Which returns results like this:
+-------------------------------------------------------------------------------+
| n                  | x                  | r              | y                  |
+-------------------------------------------------------------------------------+
| Node[1]{name->"A"} | Node[1]{name->"A"} | :DEPENDS[1] {} | Node[3]{name->"C"} |
| Node[1]{name->"A"} | Node[1]{name->"A"} | :DEPENDS[0] {} | Node[2]{name->"B"} |
| Node[1]{name->"A"} | Node[3]{name->"C"} | :DEPENDS[3] {} | Node[5]{name->"E"} |
| Node[1]{name->"A"} | Node[3]{name->"C"} | :DEPENDS[2] {} | Node[4]{name->"D"} |
+-------------------------------------------------------------------------------+
4 rows, 31 ms

From here, it's a small matter of programming to iterate through these results, and generate an XML representation (for example, GraphML style) - like this:


<graph start="1">
  <node id="1">
    <data key="d0">A</data>
  </node>
  <node id="3">
    <data key="d0">C</data>
  </node>
  <edge id="e1" source="3" target="1">
    <data key="d1">DEPENDS</data>
  </edge>
  <node id="2">
    <data key="d0">B</data>
  </node>
  <edge id="e0" source="2" target="1">
    <data key="d1">DEPENDS</data>
  </edge>
  <node id="5">
    <data key="d0">E</data>
  </node>
  <edge id="e3" source="5" target="3">
    <data key="d1">DEPENDS</data>
  </edge>
  <node id="4">
    <data key="d0">D</data>
  </node>
  <edge id="e2" source="4" target="3">
    <data key="d1">DEPENDS</data>
  </edge>
</graph>


The first column of the result - N - is simple used to infer the start node. In this case, it's "A" - as specified by the query.

3 comments:

Hendy said...

It's interesting. How is it different (or better?) than exporting the entire neo4j graph as GraphML using Blueprints?
( http://stackoverflow.com/questions/2204440/convert-neo4j-db-to-xml )

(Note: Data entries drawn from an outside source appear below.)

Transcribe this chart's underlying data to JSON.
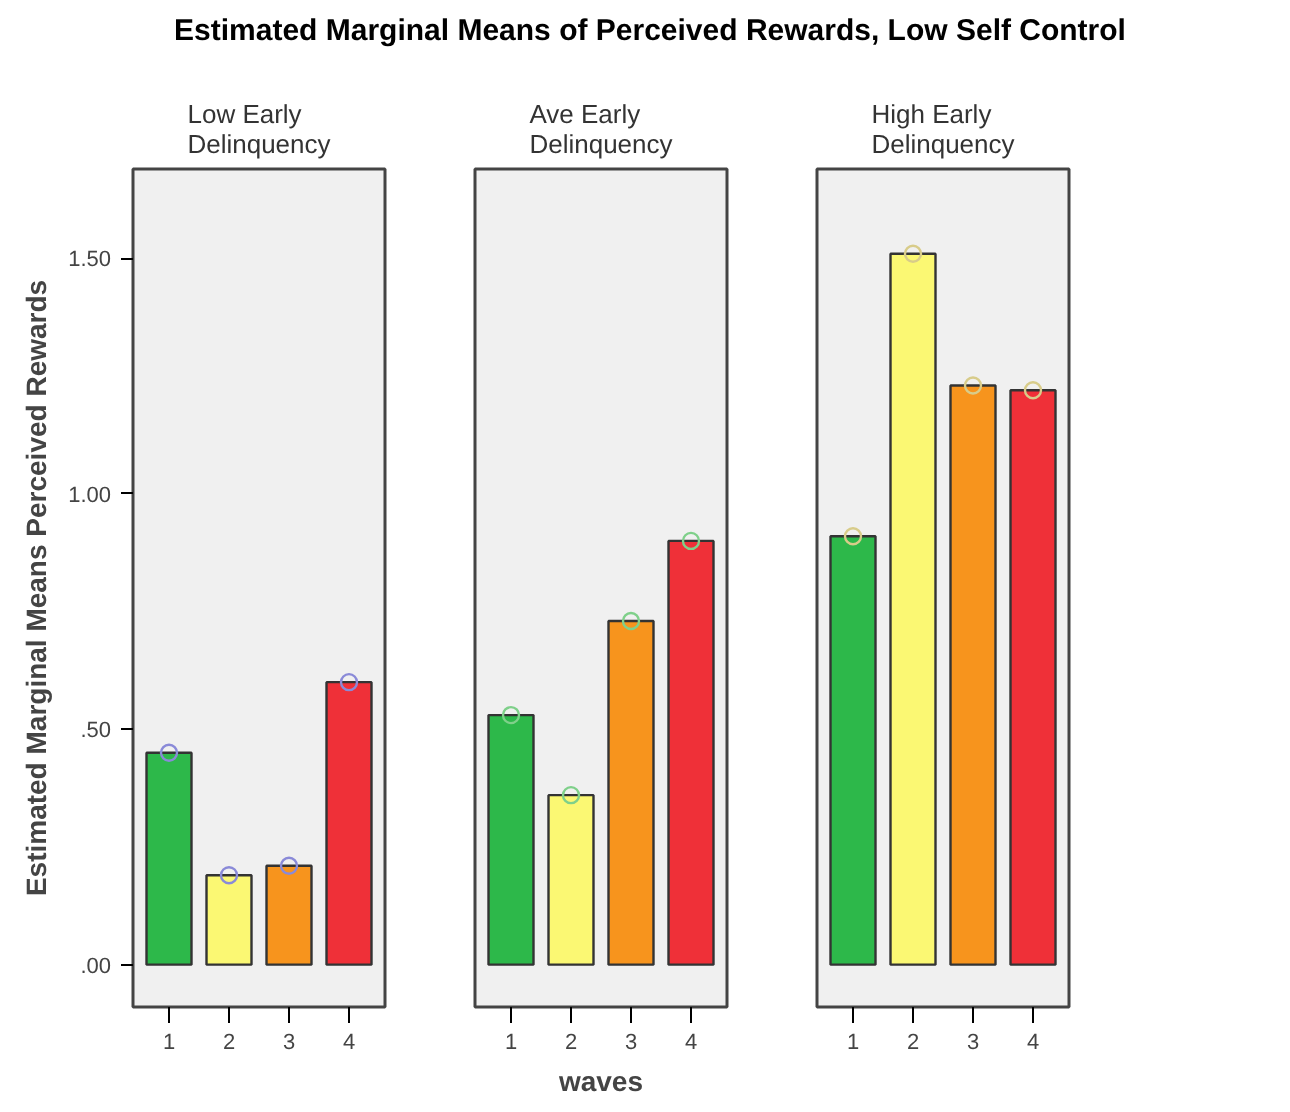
{
  "chart_data": [
    {
      "type": "bar",
      "title": "Estimated Marginal Means of Perceived Rewards, Low Self Control",
      "subtitle": "Low Early Delinquency",
      "ylabel": "Estimated Marginal Means Perceived Rewards",
      "categories": [
        "1",
        "2",
        "3",
        "4"
      ],
      "ylim": [
        -0.09,
        1.69
      ],
      "yticks": [
        {
          "value": 0,
          "label": ".00"
        },
        {
          "value": 0.5,
          "label": ".50"
        },
        {
          "value": 1,
          "label": "1.00"
        },
        {
          "value": 1.5,
          "label": "1.50"
        }
      ],
      "grid": false,
      "marker": "circle",
      "series": [
        {
          "colors": [
            "#2db84a",
            "#fbf873",
            "#f7941d",
            "#ef3038"
          ],
          "values": [
            0.45,
            0.19,
            0.21,
            0.6
          ]
        },
        {
          "type": "scatter",
          "color": "#8a8ad8",
          "x": [
            "1",
            "2",
            "3",
            "4"
          ],
          "values": [
            0.45,
            0.19,
            0.21,
            0.6
          ]
        }
      ]
    },
    {
      "type": "bar",
      "subtitle": "Ave Early Delinquency",
      "xlabel": "waves",
      "categories": [
        "1",
        "2",
        "3",
        "4"
      ],
      "ylim": [
        -0.09,
        1.69
      ],
      "tick_labels": "x",
      "grid": false,
      "marker": "circle",
      "series": [
        {
          "colors": [
            "#2db84a",
            "#fbf873",
            "#f7941d",
            "#ef3038"
          ],
          "values": [
            0.53,
            0.36,
            0.73,
            0.9
          ]
        },
        {
          "type": "scatter",
          "color": "#7fd08a",
          "x": [
            "1",
            "2",
            "3",
            "4"
          ],
          "values": [
            0.53,
            0.36,
            0.73,
            0.9
          ]
        }
      ]
    },
    {
      "type": "bar",
      "subtitle": "High Early Delinquency",
      "categories": [
        "1",
        "2",
        "3",
        "4"
      ],
      "ylim": [
        -0.09,
        1.69
      ],
      "tick_labels": "x",
      "grid": false,
      "marker": "circle",
      "series": [
        {
          "colors": [
            "#2db84a",
            "#fbf873",
            "#f7941d",
            "#ef3038"
          ],
          "values": [
            0.91,
            1.51,
            1.23,
            1.22
          ]
        },
        {
          "type": "scatter",
          "color": "#d8cc8a",
          "x": [
            "1",
            "2",
            "3",
            "4"
          ],
          "values": [
            0.91,
            1.51,
            1.23,
            1.22
          ]
        }
      ]
    }
  ]
}
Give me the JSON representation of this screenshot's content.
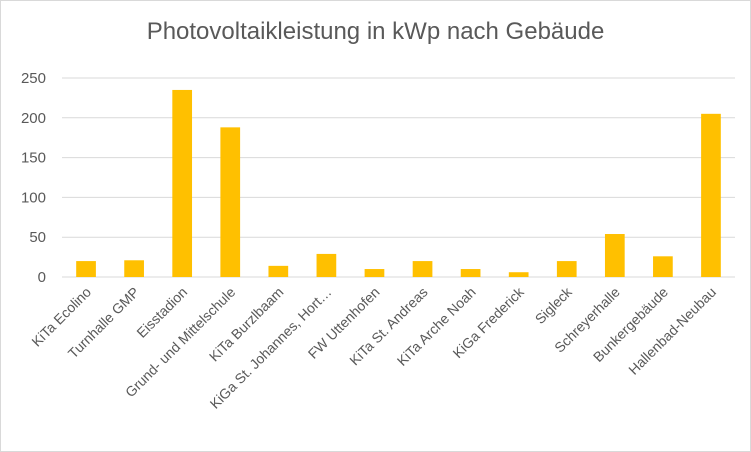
{
  "chart_data": {
    "type": "bar",
    "title": "Photovoltaikleistung in kWp nach Gebäude",
    "xlabel": "",
    "ylabel": "",
    "ylim": [
      0,
      250
    ],
    "yticks": [
      0,
      50,
      100,
      150,
      200,
      250
    ],
    "grid": true,
    "bar_color": "#FFC000",
    "categories": [
      "KiTa Ecolino",
      "Turnhalle GMP",
      "Eisstadion",
      "Grund- und Mittelschule",
      "KiTa Burzlbaam",
      "KiGa St. Johannes, Hort…",
      "FW Uttenhofen",
      "KiTa St. Andreas",
      "KiTa Arche Noah",
      "KiGa Frederick",
      "Sigleck",
      "Schreyerhalle",
      "Bunkergebäude",
      "Hallenbad-Neubau"
    ],
    "values": [
      20,
      21,
      235,
      188,
      14,
      29,
      10,
      20,
      10,
      6,
      20,
      54,
      26,
      205
    ]
  }
}
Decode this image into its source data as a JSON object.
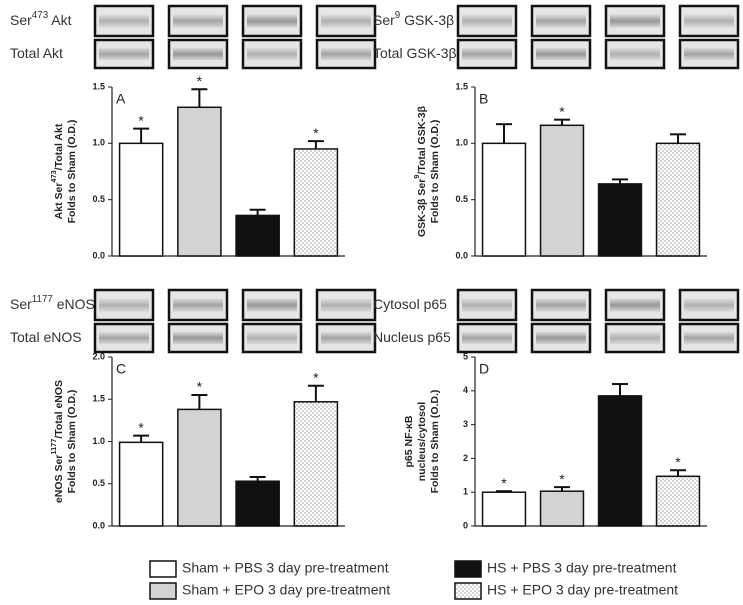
{
  "chart_data": [
    {
      "type": "bar",
      "panel": "A",
      "blot_labels": [
        [
          "Ser",
          "473",
          " Akt"
        ],
        [
          "Total Akt"
        ]
      ],
      "ylabel": [
        [
          "Akt Ser",
          "473",
          "/Total Akt"
        ],
        [
          "Folds to Sham (O.D.)"
        ]
      ],
      "values": [
        1.0,
        1.32,
        0.36,
        0.95
      ],
      "errors": [
        0.13,
        0.16,
        0.05,
        0.07
      ],
      "annotations": [
        "*",
        "*",
        null,
        "*"
      ],
      "ylim": [
        0,
        1.5
      ],
      "yticks": [
        {
          "value": 0,
          "label": "0.0"
        },
        0.5,
        {
          "value": 1,
          "label": "1.0"
        },
        1.5
      ]
    },
    {
      "type": "bar",
      "panel": "B",
      "blot_labels": [
        [
          "Ser",
          "9",
          " GSK-3β"
        ],
        [
          "Total GSK-3β"
        ]
      ],
      "ylabel": [
        [
          "GSK-3β Ser",
          "9",
          "/Total GSK-3β"
        ],
        [
          "Folds to Sham (O.D.)"
        ]
      ],
      "values": [
        1.0,
        1.16,
        0.64,
        1.0
      ],
      "errors": [
        0.17,
        0.05,
        0.04,
        0.08
      ],
      "annotations": [
        null,
        "*",
        null,
        null
      ],
      "ylim": [
        0,
        1.5
      ],
      "yticks": [
        {
          "value": 0,
          "label": "0.0"
        },
        0.5,
        {
          "value": 1,
          "label": "1.0"
        },
        1.5
      ]
    },
    {
      "type": "bar",
      "panel": "C",
      "blot_labels": [
        [
          "Ser",
          "1177",
          " eNOS"
        ],
        [
          "Total eNOS"
        ]
      ],
      "ylabel": [
        [
          "eNOS Ser",
          "1177",
          "/Total eNOS"
        ],
        [
          "Folds to Sham (O.D.)"
        ]
      ],
      "values": [
        0.99,
        1.38,
        0.53,
        1.47
      ],
      "errors": [
        0.08,
        0.17,
        0.05,
        0.19
      ],
      "annotations": [
        "*",
        "*",
        null,
        "*"
      ],
      "ylim": [
        0,
        2
      ],
      "yticks": [
        {
          "value": 0,
          "label": "0.0"
        },
        0.5,
        {
          "value": 1,
          "label": "1.0"
        },
        1.5,
        {
          "value": 2,
          "label": "2.0"
        }
      ]
    },
    {
      "type": "bar",
      "panel": "D",
      "blot_labels": [
        [
          "Cytosol p65"
        ],
        [
          "Nucleus p65"
        ]
      ],
      "ylabel": [
        [
          "p65 NF-κB"
        ],
        [
          "nucleus/cytosol"
        ],
        [
          "Folds to Sham (O.D.)"
        ]
      ],
      "values": [
        1.0,
        1.03,
        3.85,
        1.47
      ],
      "errors": [
        0.03,
        0.12,
        0.35,
        0.18
      ],
      "annotations": [
        "*",
        "*",
        null,
        "*"
      ],
      "ylim": [
        0,
        5
      ],
      "yticks": [
        0,
        1,
        2,
        3,
        4,
        5
      ]
    }
  ],
  "legend": [
    {
      "name": "Sham + PBS 3 day pre-treatment",
      "color": "#ffffff"
    },
    {
      "name": "Sham + EPO 3 day pre-treatment",
      "color": "#d3d3d3"
    },
    {
      "name": "HS + PBS 3 day pre-treatment",
      "color": "#111111"
    },
    {
      "name": "HS + EPO 3 day pre-treatment",
      "color": "#ffffff",
      "pattern": "dots"
    }
  ]
}
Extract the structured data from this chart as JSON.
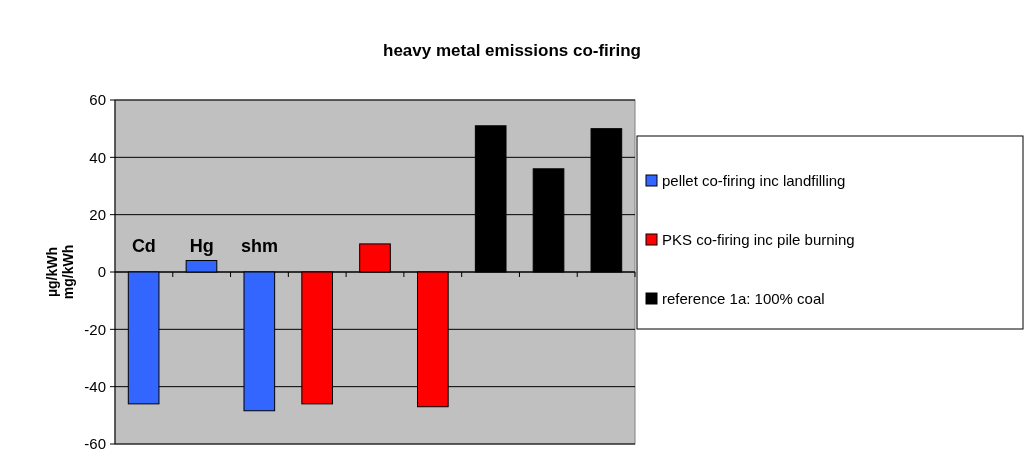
{
  "chart_data": {
    "type": "bar",
    "title": "heavy metal emissions co-firing",
    "ylabel": "µg/kWh\nmg/kWh",
    "categories": [
      null,
      null,
      null,
      null,
      null,
      null,
      null,
      null,
      null
    ],
    "series": [
      {
        "name": "pellet co-firing inc landfilling",
        "color": "#3366ff",
        "values": [
          -46,
          4,
          -48.4,
          null,
          null,
          null,
          null,
          null,
          null
        ]
      },
      {
        "name": "PKS co-firing inc pile burning",
        "color": "#ff0000",
        "values": [
          null,
          null,
          null,
          -46,
          9.8,
          -47,
          null,
          null,
          null
        ]
      },
      {
        "name": "reference 1a: 100% coal",
        "color": "#000000",
        "values": [
          null,
          null,
          null,
          null,
          null,
          null,
          51,
          36,
          50
        ]
      }
    ],
    "annotations": [
      "Cd",
      "Hg",
      "shm"
    ],
    "ylim": [
      -60,
      60
    ],
    "yticks": [
      -60,
      -40,
      -20,
      0,
      20,
      40,
      60
    ],
    "grid": "y",
    "legend": "right"
  }
}
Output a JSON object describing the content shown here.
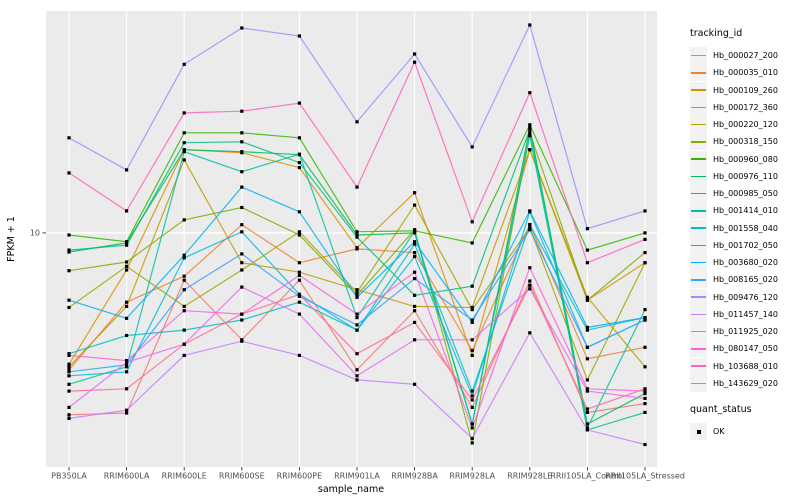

Perhaps to export only a part of the graph?

Evan said...

good point.

I'm fairly new to graphs from within Java - and haven't done anything with Blueprints.

It does indeed seem simple to export an entire graph that way.

I guess, I was coming at the problem from a few angles:

- being able to export a subgraph - in essence, the results of a query
- using the Cypher language for that query
- and having fine grained control of the output.

But, the Blueprints framework does look interesting from an abstraction point of view.

cheers,
Evan

Unknown said...

can you please give us the simpl code of programming to generate an xml file from a neo4j DB using java because i have a project in this and i need it thanks for helping !!